It’s that time of year again. Days are longer, flowers are blooming, and Susan is searching for yet another apartment. (You may recall that my current abode was originally dubbed “The Dream Apartment” but thanks to rising costs and a very persistent mouse that is no longer the case).
Here’s the deal: I know what neighborhoods I like, I’ve learned my lesson about trusting a real estate agent (at least the ones who deal in my price range), and I’m a pro at scanning ads on Craig’s List. The problem is not a lack of funds or available rooms. It’s narrowing my list. I know what to look for and what questions to ask, but everyone gives the same stock responses. “Mice? No mice here!” “I’m a non-smoker and I only drink on weekends.” “I think you’ll find that I’m a very considerate roommate. I’m pretty quiet.” “Our landlord is great.
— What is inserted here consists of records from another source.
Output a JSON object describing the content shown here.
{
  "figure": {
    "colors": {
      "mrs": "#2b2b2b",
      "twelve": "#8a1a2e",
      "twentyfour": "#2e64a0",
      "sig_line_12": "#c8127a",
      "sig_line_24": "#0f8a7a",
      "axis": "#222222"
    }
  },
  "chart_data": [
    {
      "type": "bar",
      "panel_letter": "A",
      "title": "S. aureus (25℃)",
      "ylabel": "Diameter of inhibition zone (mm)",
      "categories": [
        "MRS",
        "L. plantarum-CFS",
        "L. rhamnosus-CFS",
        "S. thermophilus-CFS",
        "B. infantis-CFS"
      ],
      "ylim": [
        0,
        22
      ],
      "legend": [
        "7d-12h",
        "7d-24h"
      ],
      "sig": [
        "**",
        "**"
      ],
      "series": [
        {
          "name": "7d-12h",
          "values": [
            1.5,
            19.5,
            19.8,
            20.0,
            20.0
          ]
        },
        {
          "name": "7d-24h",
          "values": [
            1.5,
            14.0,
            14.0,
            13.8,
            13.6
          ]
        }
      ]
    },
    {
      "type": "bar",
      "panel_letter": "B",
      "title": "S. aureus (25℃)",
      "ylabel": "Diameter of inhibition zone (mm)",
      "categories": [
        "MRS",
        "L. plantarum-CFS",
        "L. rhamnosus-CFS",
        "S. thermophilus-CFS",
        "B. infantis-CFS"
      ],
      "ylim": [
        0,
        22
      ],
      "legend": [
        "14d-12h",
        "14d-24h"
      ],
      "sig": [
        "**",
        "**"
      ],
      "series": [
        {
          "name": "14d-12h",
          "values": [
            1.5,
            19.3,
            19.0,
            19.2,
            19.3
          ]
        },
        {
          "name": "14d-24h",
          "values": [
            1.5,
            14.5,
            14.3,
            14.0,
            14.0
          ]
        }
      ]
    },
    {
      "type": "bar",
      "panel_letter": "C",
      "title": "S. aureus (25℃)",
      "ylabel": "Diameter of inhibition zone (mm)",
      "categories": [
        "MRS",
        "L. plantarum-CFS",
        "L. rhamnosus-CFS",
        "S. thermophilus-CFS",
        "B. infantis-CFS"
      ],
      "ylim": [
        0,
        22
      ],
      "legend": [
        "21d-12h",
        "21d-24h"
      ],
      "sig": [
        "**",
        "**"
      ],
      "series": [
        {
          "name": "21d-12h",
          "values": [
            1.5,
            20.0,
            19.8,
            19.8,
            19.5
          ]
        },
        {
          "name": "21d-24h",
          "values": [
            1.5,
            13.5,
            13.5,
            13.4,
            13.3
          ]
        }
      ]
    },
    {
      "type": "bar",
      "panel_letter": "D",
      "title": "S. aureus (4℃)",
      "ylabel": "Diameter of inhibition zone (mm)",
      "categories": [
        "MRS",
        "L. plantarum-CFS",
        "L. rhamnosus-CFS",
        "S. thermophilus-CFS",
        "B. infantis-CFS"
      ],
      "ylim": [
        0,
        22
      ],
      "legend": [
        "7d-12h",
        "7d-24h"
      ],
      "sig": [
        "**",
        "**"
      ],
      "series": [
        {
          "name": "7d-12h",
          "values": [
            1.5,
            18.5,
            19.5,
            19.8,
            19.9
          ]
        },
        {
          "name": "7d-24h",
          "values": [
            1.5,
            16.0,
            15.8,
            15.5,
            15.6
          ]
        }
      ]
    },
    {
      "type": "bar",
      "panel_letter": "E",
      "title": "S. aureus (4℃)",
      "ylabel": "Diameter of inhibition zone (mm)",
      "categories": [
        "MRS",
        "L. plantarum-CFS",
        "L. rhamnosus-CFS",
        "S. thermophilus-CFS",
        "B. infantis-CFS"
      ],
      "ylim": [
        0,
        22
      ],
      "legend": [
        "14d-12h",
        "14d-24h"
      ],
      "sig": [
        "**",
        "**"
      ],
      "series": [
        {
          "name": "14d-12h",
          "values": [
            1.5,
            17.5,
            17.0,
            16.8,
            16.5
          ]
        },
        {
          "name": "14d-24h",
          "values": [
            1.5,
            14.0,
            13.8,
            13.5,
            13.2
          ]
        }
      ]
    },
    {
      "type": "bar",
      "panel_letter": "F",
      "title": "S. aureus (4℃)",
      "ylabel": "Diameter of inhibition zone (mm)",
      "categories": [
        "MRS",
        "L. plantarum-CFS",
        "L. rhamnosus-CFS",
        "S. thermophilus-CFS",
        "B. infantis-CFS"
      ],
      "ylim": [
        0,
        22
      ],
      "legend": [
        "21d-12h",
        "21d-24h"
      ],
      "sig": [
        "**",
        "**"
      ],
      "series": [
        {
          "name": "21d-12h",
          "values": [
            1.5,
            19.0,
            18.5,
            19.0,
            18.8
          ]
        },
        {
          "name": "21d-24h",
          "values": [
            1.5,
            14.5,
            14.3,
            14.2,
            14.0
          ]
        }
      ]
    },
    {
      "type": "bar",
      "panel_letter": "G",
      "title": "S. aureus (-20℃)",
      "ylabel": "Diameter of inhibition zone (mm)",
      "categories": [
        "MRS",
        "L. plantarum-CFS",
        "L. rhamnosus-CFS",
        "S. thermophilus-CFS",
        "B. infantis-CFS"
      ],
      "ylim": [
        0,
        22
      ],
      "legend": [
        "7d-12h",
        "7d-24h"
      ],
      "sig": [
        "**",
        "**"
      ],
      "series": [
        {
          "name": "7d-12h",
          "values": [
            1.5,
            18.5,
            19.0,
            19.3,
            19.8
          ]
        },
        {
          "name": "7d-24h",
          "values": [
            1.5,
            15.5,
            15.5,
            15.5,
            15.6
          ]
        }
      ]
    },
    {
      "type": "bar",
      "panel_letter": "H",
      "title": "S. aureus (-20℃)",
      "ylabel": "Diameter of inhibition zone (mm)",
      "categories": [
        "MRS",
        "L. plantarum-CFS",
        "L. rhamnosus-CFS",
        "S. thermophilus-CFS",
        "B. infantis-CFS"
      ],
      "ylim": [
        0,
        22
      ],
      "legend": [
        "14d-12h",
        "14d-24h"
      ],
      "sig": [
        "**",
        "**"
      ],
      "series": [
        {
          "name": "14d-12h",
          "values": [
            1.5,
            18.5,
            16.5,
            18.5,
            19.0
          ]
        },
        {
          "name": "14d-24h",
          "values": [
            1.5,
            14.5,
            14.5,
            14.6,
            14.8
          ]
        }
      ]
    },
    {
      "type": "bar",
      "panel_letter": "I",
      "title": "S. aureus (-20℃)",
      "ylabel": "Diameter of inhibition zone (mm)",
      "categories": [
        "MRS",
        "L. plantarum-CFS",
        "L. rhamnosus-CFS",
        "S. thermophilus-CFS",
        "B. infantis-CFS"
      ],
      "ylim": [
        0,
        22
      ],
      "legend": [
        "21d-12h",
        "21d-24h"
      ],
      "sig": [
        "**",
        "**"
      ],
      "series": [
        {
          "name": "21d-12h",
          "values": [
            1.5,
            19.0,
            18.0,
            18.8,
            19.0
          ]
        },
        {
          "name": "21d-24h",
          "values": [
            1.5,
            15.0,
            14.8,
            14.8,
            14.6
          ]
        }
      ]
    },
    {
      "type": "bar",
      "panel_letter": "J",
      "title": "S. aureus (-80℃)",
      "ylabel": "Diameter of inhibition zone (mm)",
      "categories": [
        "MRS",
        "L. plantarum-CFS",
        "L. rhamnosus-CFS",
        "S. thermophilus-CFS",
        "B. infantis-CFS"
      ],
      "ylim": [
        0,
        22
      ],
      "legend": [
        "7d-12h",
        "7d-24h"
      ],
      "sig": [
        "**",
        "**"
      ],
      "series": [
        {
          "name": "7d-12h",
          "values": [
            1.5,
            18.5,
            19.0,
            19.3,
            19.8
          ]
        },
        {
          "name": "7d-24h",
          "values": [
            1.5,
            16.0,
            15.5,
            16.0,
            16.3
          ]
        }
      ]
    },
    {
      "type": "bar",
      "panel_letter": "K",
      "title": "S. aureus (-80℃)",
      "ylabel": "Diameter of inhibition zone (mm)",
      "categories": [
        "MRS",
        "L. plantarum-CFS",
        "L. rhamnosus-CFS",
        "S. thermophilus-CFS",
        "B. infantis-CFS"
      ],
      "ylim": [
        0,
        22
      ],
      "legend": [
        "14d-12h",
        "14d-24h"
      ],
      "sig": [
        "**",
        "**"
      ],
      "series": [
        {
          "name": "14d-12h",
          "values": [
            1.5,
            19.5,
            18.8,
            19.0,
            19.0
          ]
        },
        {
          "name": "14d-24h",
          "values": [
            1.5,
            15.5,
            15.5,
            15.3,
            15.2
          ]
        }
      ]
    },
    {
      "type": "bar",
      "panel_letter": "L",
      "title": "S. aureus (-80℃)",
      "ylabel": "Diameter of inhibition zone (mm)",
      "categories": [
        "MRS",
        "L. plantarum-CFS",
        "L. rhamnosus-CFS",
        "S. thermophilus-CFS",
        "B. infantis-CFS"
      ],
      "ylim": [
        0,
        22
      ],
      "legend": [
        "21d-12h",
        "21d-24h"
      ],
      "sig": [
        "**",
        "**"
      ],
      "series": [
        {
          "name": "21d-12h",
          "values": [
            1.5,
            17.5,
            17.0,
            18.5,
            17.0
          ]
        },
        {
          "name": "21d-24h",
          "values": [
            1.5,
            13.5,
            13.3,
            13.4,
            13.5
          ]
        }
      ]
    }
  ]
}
We’ve never had a problem.” Yeah, right!
I recently calculated that I’ve had thirteen different roommates since I moved out of Mom and Dad’s house. I’ve lived with friends, strangers, acquaintances, classmates, etc. And I know that statistically, not everyone is really as easy-going as they claim (heck, I’m not, but if I owned up to my neurosis from the beginning, I’d be stuck with a studio). So how do you choose between strangers? Any ideas?